To investigate the cellular consequences of a prolonged cellular presence of large amounts of iron oxide nanoparticles (IONPs) as well as the fate of such particles in brain cells, cultured primary astrocytes were loaded for 4h with dimercaptosuccinate-coated IONPs. Subsequently, the IONP-treated cells were incubated for up to 7 days in IONP-free medium and the cell viability, metabolic parameters and iron metabolism of the cells were investigated. Despite an up to 100-fold elevated specific cellular iron content, IONP-loaded cells remained viable throughout the 7 day main incubation and did not show any substantial alteration in glucose and glutathione metabolism.
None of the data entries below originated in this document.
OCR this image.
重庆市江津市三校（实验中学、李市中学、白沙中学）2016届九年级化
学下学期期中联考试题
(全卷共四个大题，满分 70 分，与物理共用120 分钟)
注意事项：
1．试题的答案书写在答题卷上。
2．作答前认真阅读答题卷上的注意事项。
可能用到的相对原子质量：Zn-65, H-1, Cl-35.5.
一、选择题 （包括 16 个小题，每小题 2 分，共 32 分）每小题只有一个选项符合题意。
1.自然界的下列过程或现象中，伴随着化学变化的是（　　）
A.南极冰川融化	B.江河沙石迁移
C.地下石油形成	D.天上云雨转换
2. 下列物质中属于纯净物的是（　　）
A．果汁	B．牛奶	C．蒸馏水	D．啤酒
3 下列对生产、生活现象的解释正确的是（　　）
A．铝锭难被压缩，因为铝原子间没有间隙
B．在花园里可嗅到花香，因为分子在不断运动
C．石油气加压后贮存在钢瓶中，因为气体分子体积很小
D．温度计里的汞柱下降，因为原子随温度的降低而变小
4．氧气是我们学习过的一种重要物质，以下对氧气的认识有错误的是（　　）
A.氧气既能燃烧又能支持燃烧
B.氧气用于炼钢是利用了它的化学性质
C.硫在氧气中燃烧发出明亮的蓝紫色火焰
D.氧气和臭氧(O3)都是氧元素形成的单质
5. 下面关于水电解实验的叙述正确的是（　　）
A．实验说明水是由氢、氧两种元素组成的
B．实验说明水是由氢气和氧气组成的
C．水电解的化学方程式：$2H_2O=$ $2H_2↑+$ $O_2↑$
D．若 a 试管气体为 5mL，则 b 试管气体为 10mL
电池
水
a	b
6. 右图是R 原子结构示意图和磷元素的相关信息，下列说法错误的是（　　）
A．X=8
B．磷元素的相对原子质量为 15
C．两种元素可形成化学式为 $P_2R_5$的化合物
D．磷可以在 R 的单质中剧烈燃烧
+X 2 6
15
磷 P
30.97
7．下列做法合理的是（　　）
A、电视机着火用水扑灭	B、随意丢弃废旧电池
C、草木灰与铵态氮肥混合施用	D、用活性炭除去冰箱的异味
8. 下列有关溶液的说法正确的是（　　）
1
During the incubation, the high cellular iron content of IONP-loaded astrocytes remained almost constant. Electron microscopy revealed that after 7 days of incubation most of the cellular iron was still present in IONP-filled vesicles. However, the transient appearance of reactive oxygen species (ROS) as well as a strong increase in cellular levels of the iron storage protein ferritin suggest that at least some low-molecular-weight iron was liberated from the accumulated IONPs. These results demonstrate that even the prolonged presence of large amounts of accumulated IONPs does not harm astrocytes and that these cells store IONP-derived iron in ferritin.